At her stall, customers said they were buying the wildlife to eat, produce traditional medicines and decorate their homes. And the service is not just limited to those in the remote province. According to Sokheng, customers across the country make orders on the phone and pay via a mobile payment service.
Corruption, she says, allows the illicit business to thrive.
Speaking on the phone yesterday, Sokheng said she pays Ratanakkiri’s anti-economic crime police between 150,000 riel (about $37) and 200,000 riel per month so that they will turn a blind eye.
She claimed other vendors operating illegally in the province are forced to do the same.
“If we do not pay, we cannot sell,” she explained, adding that she had been paying off officials for a number of years.
“I know that it is illegal, but I have no choice,” she said.
Nouv Dara, chief of Rattanakiri’s anti-economic crime office, claimed yesterday that he was not aware of the illicit business or of officers taking bribes.
“I will examine it, and if we see this [is happening] we will take legal action,” he said.
But while Dara said that he was not aware of Sokheng’s business, a local wildlife protection NGO has long been trying to shut it down.
Suwanna Gauntlett, founder and CEO of Wildlife Alliance (WA), said yesterday that Sokheng was first caught by the group trading in illegal wildlife in 2009.
In total, she has been caught by WA on at least 11 occasions.
“We’re going there very often and telling her to stop,” Gauntlett said. “She’s very much a repeat offender.”
But Sokheng is not the only person profiting from the poaching of Ratanakkiri’s precious wildlife.
Elsewhere, in Banlung Market the Post found another vendor running a more secretive operation.
The vendor, who declined to be named, carefully checked that no one was watching before uncovering a skinned red muntjac deer at her otherwise ordinary meat stall. Wildlife meat was also seen last week at other markets in the province.
The trade in illegal meats in Ratanakkiri is due largely to the fact that “there is no law enforcement going on on the ground to stop the poachers”, according to Gauntlett of WA.
She said that while poaching is an issue across the country, Ratanakkiri’s vast forests partnered with rapid deforestation create an “ideal poaching situation for traders”.
“Animals are displaced so they are easier to hunt. Everything is extracted – logs and wildlife,” she said. And, she added, even the hunting of common animals creates big problems.

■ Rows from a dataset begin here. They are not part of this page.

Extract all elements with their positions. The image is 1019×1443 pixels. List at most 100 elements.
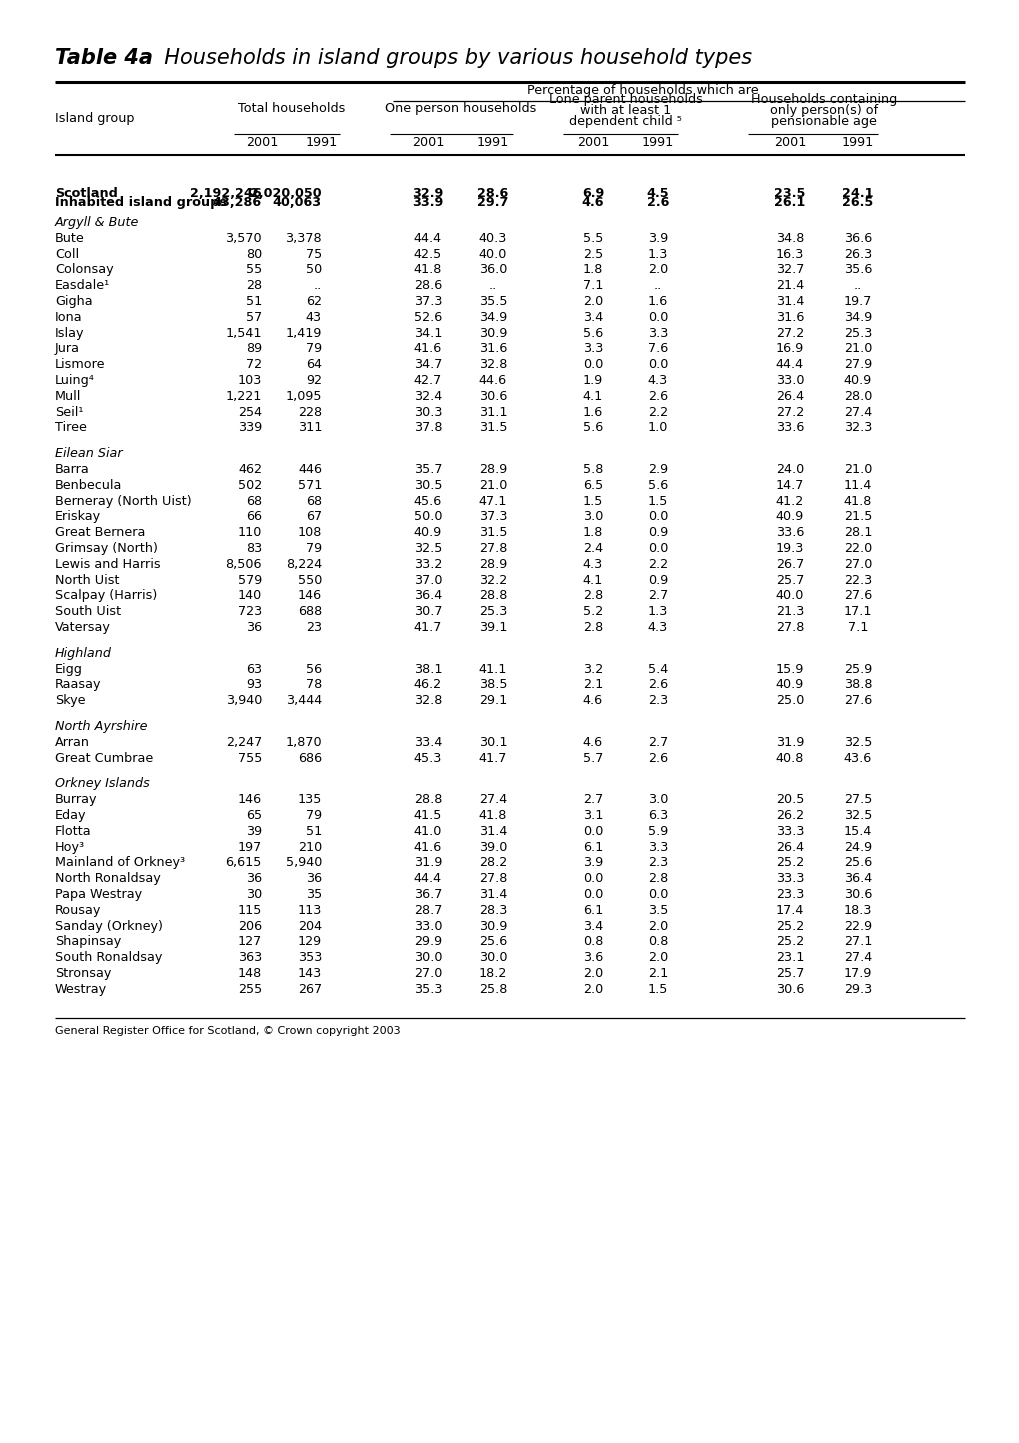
Text: 3.9: 3.9	[582, 856, 602, 869]
Text: 32.7: 32.7	[775, 264, 803, 277]
Text: 68: 68	[306, 495, 322, 508]
Text: 43.6: 43.6	[843, 752, 871, 765]
Text: 4.1: 4.1	[582, 573, 602, 586]
Text: 35: 35	[306, 887, 322, 900]
Text: 2.7: 2.7	[647, 736, 667, 749]
Text: 63: 63	[246, 662, 262, 675]
Text: 5.8: 5.8	[582, 463, 602, 476]
Text: Highland: Highland	[55, 646, 112, 659]
Text: 146: 146	[237, 794, 262, 807]
Text: 2.6: 2.6	[647, 678, 667, 691]
Text: 0.8: 0.8	[647, 935, 667, 948]
Text: 21.0: 21.0	[843, 342, 871, 355]
Text: 2.8: 2.8	[647, 872, 667, 885]
Text: 36: 36	[246, 872, 262, 885]
Text: Island group: Island group	[55, 113, 135, 126]
Text: 2.2: 2.2	[647, 405, 667, 418]
Text: 40.0: 40.0	[478, 248, 506, 261]
Text: 27.8: 27.8	[478, 872, 506, 885]
Text: 28.1: 28.1	[843, 527, 871, 540]
Text: 25.8: 25.8	[478, 983, 506, 996]
Text: 32.2: 32.2	[478, 573, 506, 586]
Text: 4.5: 4.5	[646, 188, 668, 201]
Text: South Ronaldsay: South Ronaldsay	[55, 951, 162, 964]
Text: 2.9: 2.9	[647, 463, 667, 476]
Text: South Uist: South Uist	[55, 605, 121, 618]
Text: 2.2: 2.2	[647, 558, 667, 571]
Text: 51: 51	[306, 825, 322, 838]
Text: 26.7: 26.7	[775, 558, 803, 571]
Text: 0.0: 0.0	[582, 872, 602, 885]
Text: 41.5: 41.5	[414, 810, 442, 823]
Text: 39.0: 39.0	[478, 841, 506, 854]
Text: 28.6: 28.6	[414, 278, 441, 291]
Text: 41.6: 41.6	[414, 841, 441, 854]
Text: 66: 66	[246, 511, 262, 524]
Text: 26.5: 26.5	[842, 196, 872, 209]
Text: 0.0: 0.0	[647, 511, 667, 524]
Text: 32.3: 32.3	[843, 421, 871, 434]
Text: 23.1: 23.1	[775, 951, 803, 964]
Text: Households in island groups by various household types: Households in island groups by various h…	[151, 48, 751, 68]
Text: 37.3: 37.3	[414, 294, 442, 307]
Text: 40.3: 40.3	[478, 232, 506, 245]
Text: Jura: Jura	[55, 342, 79, 355]
Text: ..: ..	[488, 278, 496, 291]
Text: 32.8: 32.8	[414, 694, 442, 707]
Text: ..: ..	[314, 278, 322, 291]
Text: 42.5: 42.5	[414, 248, 441, 261]
Text: 40.0: 40.0	[775, 589, 803, 602]
Text: 110: 110	[237, 527, 262, 540]
Text: 32.9: 32.9	[412, 188, 443, 201]
Text: 2.0: 2.0	[647, 264, 667, 277]
Text: Great Bernera: Great Bernera	[55, 527, 146, 540]
Text: Luing⁴: Luing⁴	[55, 374, 95, 387]
Text: with at least 1: with at least 1	[580, 104, 671, 117]
Text: 27.4: 27.4	[843, 405, 871, 418]
Text: 4.3: 4.3	[582, 558, 602, 571]
Text: 41.8: 41.8	[843, 495, 871, 508]
Text: 79: 79	[306, 810, 322, 823]
Text: Barra: Barra	[55, 463, 90, 476]
Text: 267: 267	[298, 983, 322, 996]
Text: 35.3: 35.3	[414, 983, 442, 996]
Text: 135: 135	[298, 794, 322, 807]
Text: Scalpay (Harris): Scalpay (Harris)	[55, 589, 157, 602]
Text: 28.8: 28.8	[478, 589, 506, 602]
Text: 16.3: 16.3	[775, 248, 803, 261]
Text: 27.4: 27.4	[478, 794, 506, 807]
Text: 26.4: 26.4	[775, 390, 803, 403]
Text: 686: 686	[298, 752, 322, 765]
Text: 1.8: 1.8	[582, 527, 602, 540]
Text: 52.6: 52.6	[414, 310, 441, 323]
Text: Gigha: Gigha	[55, 294, 93, 307]
Text: Easdale¹: Easdale¹	[55, 278, 110, 291]
Text: 7.1: 7.1	[847, 620, 867, 633]
Text: 0.0: 0.0	[582, 887, 602, 900]
Text: 3,378: 3,378	[285, 232, 322, 245]
Text: Berneray (North Uist): Berneray (North Uist)	[55, 495, 192, 508]
Text: 44.4: 44.4	[414, 872, 441, 885]
Text: 31.4: 31.4	[478, 887, 506, 900]
Text: 2.4: 2.4	[583, 543, 602, 556]
Text: 363: 363	[237, 951, 262, 964]
Text: 14.7: 14.7	[775, 479, 803, 492]
Text: 143: 143	[298, 967, 322, 980]
Text: 39: 39	[246, 825, 262, 838]
Text: 83: 83	[246, 543, 262, 556]
Text: ..: ..	[853, 278, 861, 291]
Text: 30.3: 30.3	[414, 405, 442, 418]
Text: 23: 23	[306, 620, 322, 633]
Text: 29.3: 29.3	[843, 983, 871, 996]
Text: 2.6: 2.6	[647, 390, 667, 403]
Text: 446: 446	[298, 463, 322, 476]
Text: 31.6: 31.6	[775, 310, 803, 323]
Text: 3.0: 3.0	[647, 794, 667, 807]
Text: Percentage of households which are: Percentage of households which are	[527, 84, 758, 97]
Text: 25.6: 25.6	[478, 935, 506, 948]
Text: 2,192,246: 2,192,246	[191, 188, 262, 201]
Text: 32.4: 32.4	[414, 390, 441, 403]
Text: 35.7: 35.7	[414, 463, 442, 476]
Text: 41.1: 41.1	[478, 662, 506, 675]
Text: 1.5: 1.5	[647, 495, 667, 508]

“This whole deer and pig issue is much more important than deer and pigs. A snare that is put out to catch a deer is a snare put out to catch everything,” she said.
The hunting of such wildlife is also removing a crucial “prey base”, leaving “no chance of sustaining a population of large carnivores”, she added.
Other wildlife experts agreed that more needs to be done to stop the trade.
“Much more needs to be invested in enforcement and education efforts, discouraging this practice, and also providing different livelihood options for people currently making a good living off of harvesting commercially valuable species,” said Tracy Farrell, senior technical director at Conservation International’s Greater Mekong Program, who described poaching in Ratanakkiri as a “huge issue”.
Farrell said that fines should be levied against restaurants supporting poaching and “name-and-shame campaigns” considered.
Unless action is taken, Gauntlett said, the “unsustainable rape of natural resources” will continue.
The Ratanakkiri trade is not limited to the sale of fresh meat. At Banlung town restaurant Malis 77, dishes on the menu include wild pig, red muntjac, and “flying cat”.
A member of staff, who declined to be named, said the restaurant did not prepare the meats but ordered them from outside if guests asked.
“We know selling it is illegal, but we want to fulfill the guests’ needs,” he said.